Architecture gives sense of space
By NICOLE HADDAD
News Writer
Through the concepts of space and peace, the architecture of Saint Mary's and Notre Dame give each campus its own distinct sense of community and place, said Dennis Doordan, an architectural historian and professor at Notre Dame.
He discussed architecture's role in how people identify with past experiences.
"[It is a] rich wonderful concept that can be explored in many ways," he said.
Doordan defined experience as "doing something together" — whether it be living and dining together or relaxing and playing. "Experience shapes and is shaped by the place in which it occurs," he said. "The place plays a critical role in finding identity."
"If community is experience, then experience unfolds somewhere in some setting," he said. According to Doordan, experience unfolds at a critical point. Place is "a way of dividing space, it is not uniform but highly differentiated."
Doordan defined space through various slides of photographs he had taken. For example, at Monument Valley space is defined by solid objects, he said. Whereas at Echo Canyon, "space is something around a perimeter that defines edges."
Egyptian and Greek architecture are two forms exhibiting the relationship between man and land — the relationship between the natural state and how humans transform it, he said.
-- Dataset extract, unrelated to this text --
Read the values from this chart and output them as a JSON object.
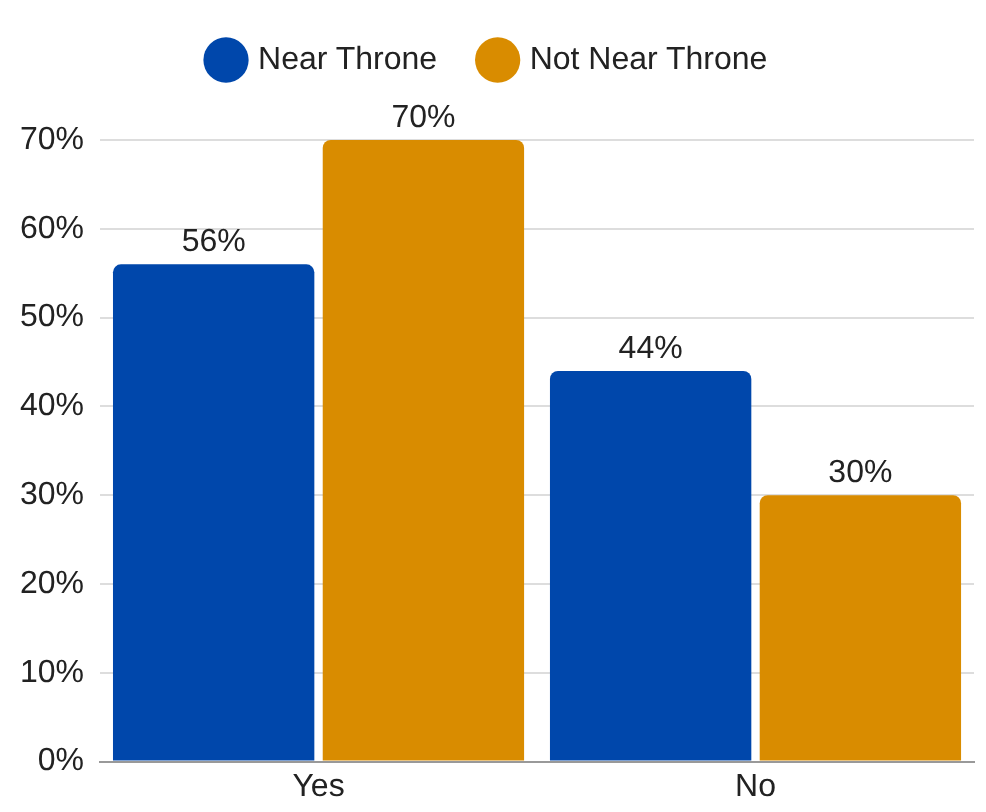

Elements of place include walls or boundaries, a threshold, pathways, nodes and images. While walls define a place as "concrete and bounded," he said a threshold is the beginning of a place where the "journey is finished."
It is not formal but must be identifiable, according to Doordan.
Pathways are places that cultivate habits, he said, and while maps are abstract and about cartography rather than experience.
"Community is experience as diversity within unity," he said.
The concept of place nurtures a sense of identity and supports rituals of community, he said.
The Notre Dame campus is community and it is a "beautiful and meaningful place to take care of," Doordan said.